Berlin, 16.08.2022
Mit dem so genannten „3+1-Modell“ starten fünf Universitätskliniken in Baden-Württemberg ein vom zuständigen Landesministerium bewilligtes Modellprojekt, mit dem schnellerer Personaleinsatz in der Intensivpflege ermöglicht werden soll. Das Modell sieht vor, Pflegefachpersonen in einer 4-jährigen Kombination aus generalistischer Pflegeausbildung und Weiterbildung für die Tätigkeit auf Intensivstationen zu qualifizieren. Die viel beklagte Heterogenität der Weiterbildungslandschaft für die Pflegeberufe wird durch diesen Vorstoß eines einzelnen Bundeslandes weiter verstärkt. Die DGF e.V setzt sich seit langem für eine bundesweite Vergleichbarkeit von Fachweiterbildungen ein und plädiert dabei vehement für die Beibehaltung einer Weiterbildungsdauer von i.d.R. zwei Jahren für die Qualifikation hochspezialisierten Fachpersonals für die Intensivpflege.
Problematisch dürfte bereits die curriculare Gestaltung des Modellprojektes hinsichtlich der theoretischen Lerninhalte sein. Die geplante Anrechnung von Inhalten aus der „Generalistik“ auf die Weiterbildung in einem hochspezialisierten Bereich wie der Intensivpflege ist -vor allen ohne Einblick in das angedachte Curriculum – nicht nachvollziehbar. Die generalistische Pflegeausbildung, in der die grundlegenden Kompetenzen für die Pflege von Menschen aller Altersstufen erworben werden, ist qualitativ anspruchsvoll und breit angelegt, aber gerade nicht auf eine Spezialisierung ausgerichtet. Ein hoher Anteil theoretischen Unterrichts zu dem speziellen Wissens- und Kompetenzerwerb im 4. Jahr der Qualifizierung würde zu Lasten der ohnehin verkürzten praktischen Einsatzzeit führen.

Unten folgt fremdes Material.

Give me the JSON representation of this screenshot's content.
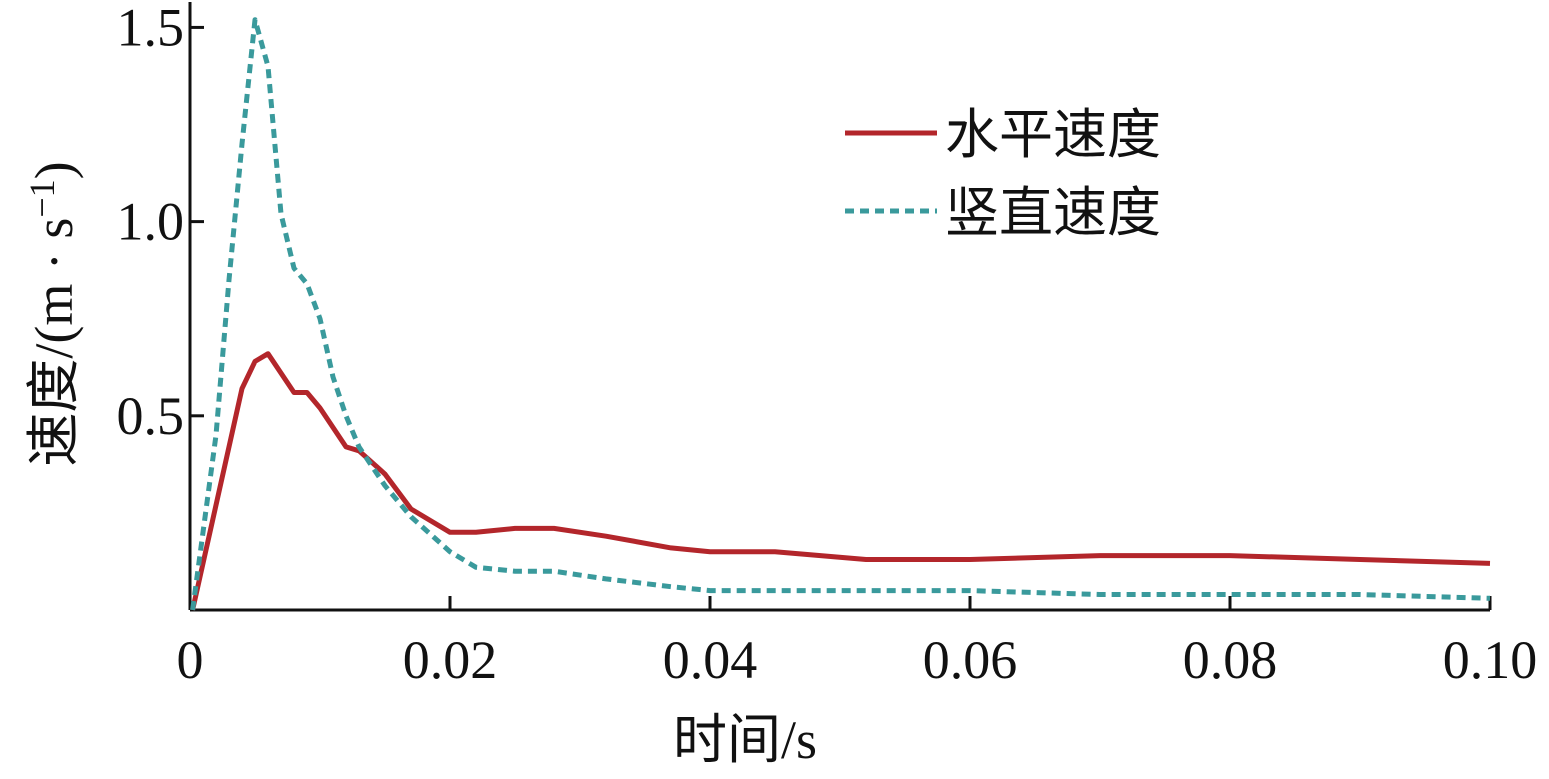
{
  "chart_data": {
    "type": "line",
    "xlabel": "时间/s",
    "ylabel": {
      "prefix": "速度/(m · s",
      "superscript": "−1",
      "suffix": ")"
    },
    "xlim": [
      0,
      0.1
    ],
    "ylim": [
      0,
      1.55
    ],
    "x_ticks": [
      {
        "value": 0,
        "label": "0"
      },
      {
        "value": 0.02,
        "label": "0.02"
      },
      {
        "value": 0.04,
        "label": "0.04"
      },
      {
        "value": 0.06,
        "label": "0.06"
      },
      {
        "value": 0.08,
        "label": "0.08"
      },
      {
        "value": 0.1,
        "label": "0.10"
      }
    ],
    "y_ticks": [
      {
        "value": 0.5,
        "label": "0.5"
      },
      {
        "value": 1.0,
        "label": "1.0"
      },
      {
        "value": 1.5,
        "label": "1.5"
      }
    ],
    "grid": false,
    "legend": "upper-right",
    "series": [
      {
        "name": "水平速度",
        "color": "#b3262b",
        "style": "solid",
        "points": [
          [
            0.0002,
            0.0
          ],
          [
            0.004,
            0.57
          ],
          [
            0.005,
            0.64
          ],
          [
            0.006,
            0.66
          ],
          [
            0.008,
            0.56
          ],
          [
            0.009,
            0.56
          ],
          [
            0.01,
            0.52
          ],
          [
            0.012,
            0.42
          ],
          [
            0.013,
            0.41
          ],
          [
            0.015,
            0.35
          ],
          [
            0.017,
            0.26
          ],
          [
            0.02,
            0.2
          ],
          [
            0.022,
            0.2
          ],
          [
            0.025,
            0.21
          ],
          [
            0.028,
            0.21
          ],
          [
            0.032,
            0.19
          ],
          [
            0.037,
            0.16
          ],
          [
            0.04,
            0.15
          ],
          [
            0.045,
            0.15
          ],
          [
            0.052,
            0.13
          ],
          [
            0.06,
            0.13
          ],
          [
            0.07,
            0.14
          ],
          [
            0.08,
            0.14
          ],
          [
            0.09,
            0.13
          ],
          [
            0.1,
            0.12
          ]
        ]
      },
      {
        "name": "竖直速度",
        "color": "#3a9a9c",
        "style": "dotted",
        "points": [
          [
            0.0002,
            0.0
          ],
          [
            0.002,
            0.45
          ],
          [
            0.003,
            0.85
          ],
          [
            0.004,
            1.2
          ],
          [
            0.005,
            1.52
          ],
          [
            0.006,
            1.4
          ],
          [
            0.007,
            1.02
          ],
          [
            0.008,
            0.88
          ],
          [
            0.009,
            0.84
          ],
          [
            0.01,
            0.75
          ],
          [
            0.011,
            0.6
          ],
          [
            0.012,
            0.5
          ],
          [
            0.013,
            0.42
          ],
          [
            0.015,
            0.32
          ],
          [
            0.017,
            0.24
          ],
          [
            0.02,
            0.15
          ],
          [
            0.022,
            0.11
          ],
          [
            0.025,
            0.1
          ],
          [
            0.028,
            0.1
          ],
          [
            0.032,
            0.08
          ],
          [
            0.037,
            0.06
          ],
          [
            0.04,
            0.05
          ],
          [
            0.05,
            0.05
          ],
          [
            0.06,
            0.05
          ],
          [
            0.07,
            0.04
          ],
          [
            0.08,
            0.04
          ],
          [
            0.09,
            0.04
          ],
          [
            0.1,
            0.03
          ]
        ]
      }
    ]
  }
}
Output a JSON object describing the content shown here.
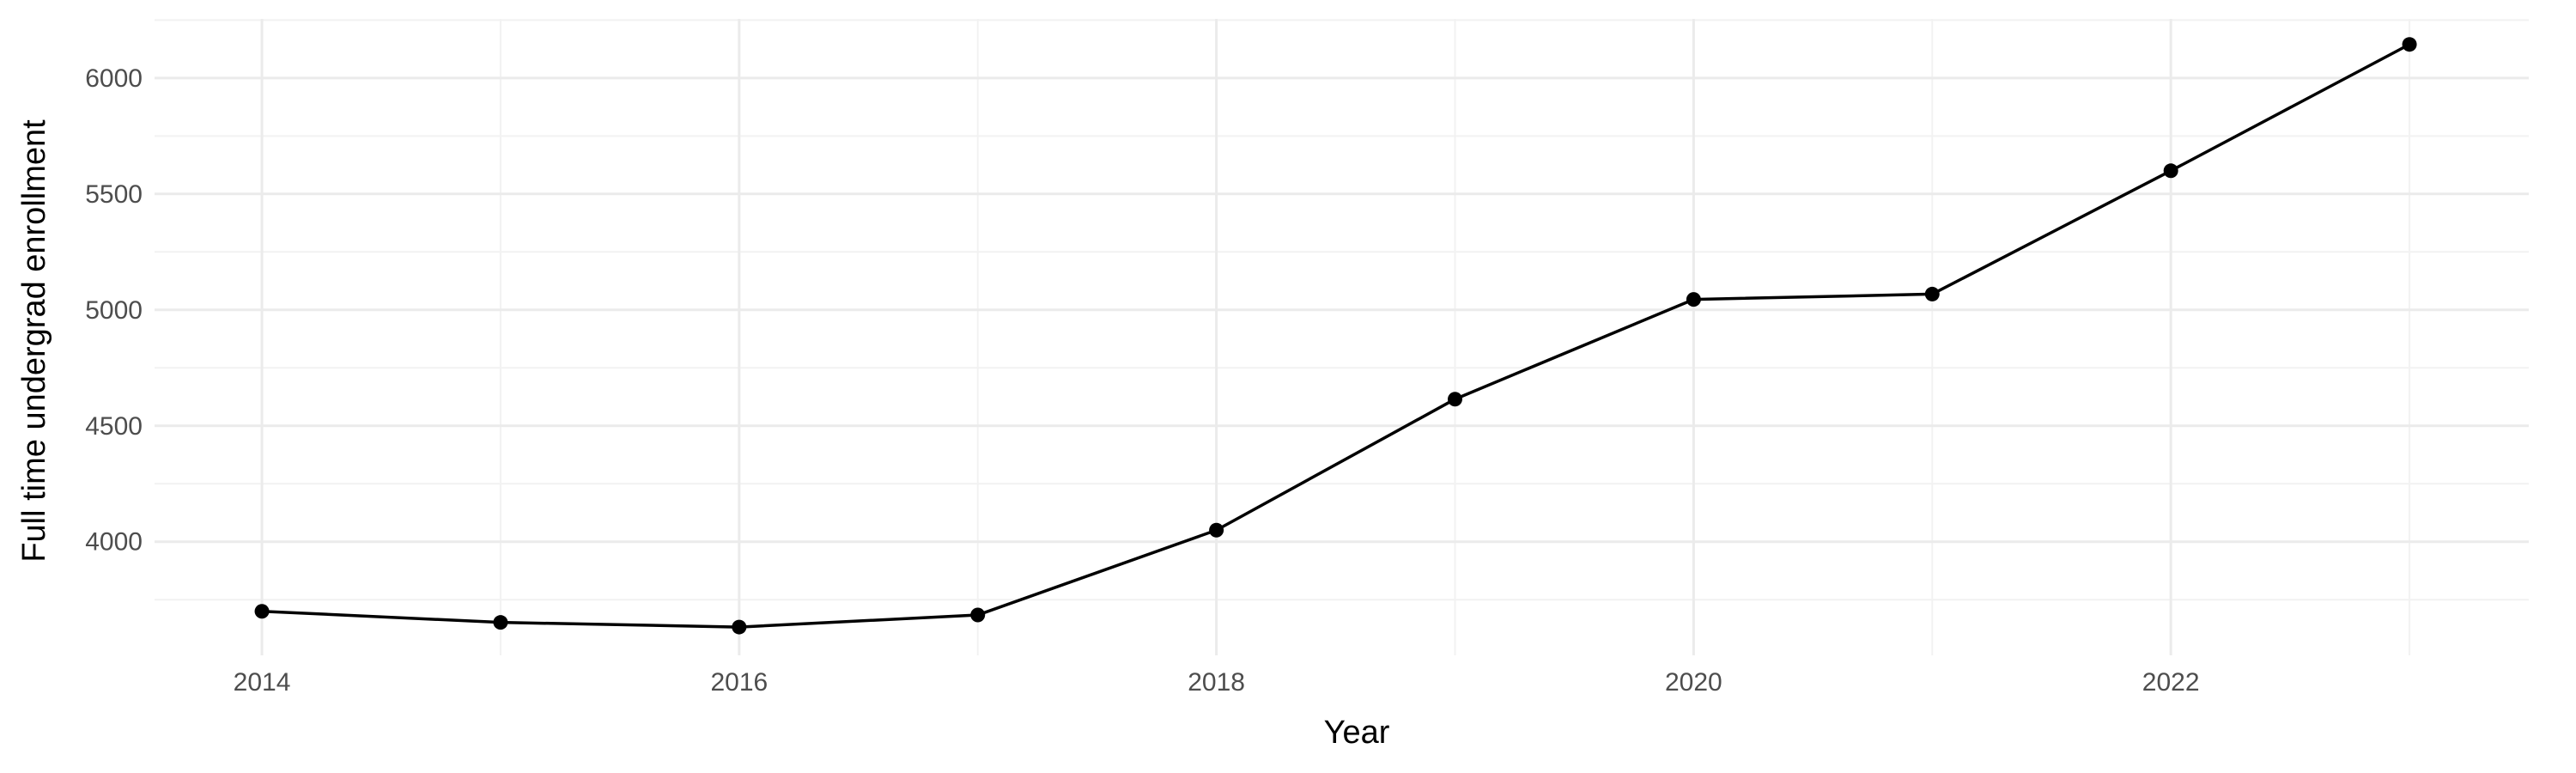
{
  "chart_data": {
    "type": "line",
    "title": "",
    "xlabel": "Year",
    "ylabel": "Full time undergrad enrollment",
    "x": [
      2014,
      2015,
      2016,
      2017,
      2018,
      2019,
      2020,
      2021,
      2022,
      2023
    ],
    "series": [
      {
        "values": [
          3700,
          3652,
          3632,
          3684,
          4050,
          4615,
          5045,
          5068,
          5600,
          6145
        ]
      }
    ],
    "xlim": [
      2013.55,
      2023.5
    ],
    "ylim": [
      3510,
      6255
    ],
    "x_ticks": [
      2014,
      2016,
      2018,
      2020,
      2022
    ],
    "x_tick_labels": [
      "2014",
      "2016",
      "2018",
      "2020",
      "2022"
    ],
    "y_ticks": [
      4000,
      4500,
      5000,
      5500,
      6000
    ],
    "y_tick_labels": [
      "4000",
      "4500",
      "5000",
      "5500",
      "6000"
    ],
    "grid": true,
    "legend": "none",
    "colors": {
      "line": "#000000",
      "points": "#000000",
      "grid_major": "#ebebeb",
      "grid_minor": "#f2f2f2",
      "background": "#ffffff"
    }
  }
}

Da aber Handlungskompetenz sich nur in der Verzahnung von Theorie und Praxis entwickeln kann, stellt insbesondere die 2-jährige Dauer der Fachweiterbildung mit rotierenden Praxiseinsätzen, theoretischen Modulen und gezielten praktischen Anleitungen ein unverzichtbares Qualitätsmerkmal dar, das durch eine Verkürzung der Bildungsmaßnahme aufgegeben wird.
„Das „3+1-Modell“ kann in der Umsetzung nie an das heranreichen, was in 3 Jahren Pflegeausbildung und 2 Jahren Weiterbildung möglich ist. Die verständliche Sorge um den Personalmangel darf nicht zu „Schmalspurangeboten“ auf Kosten der Versorgungsqualität und der Sicherheit von Patient*innen und Mitarbeiter*innen führen“, sagt Lothar Ullrich, Vorsitzender der DGF
Das Modellprojekt wäre denkbar als Trainee-Programm, das nach der generalistischen Ausbildung eine gute Einarbeitung in den Fachbereichen ermöglicht, auf die dann eine Fachweiterbildung aufbaut. Das Projekt ist allerdings in keiner Weise geeignet, eine Fachweiterbildung zu ersetzen.
Verabschiedet vom Vorstand der DGF e.V. am 15. August 2022.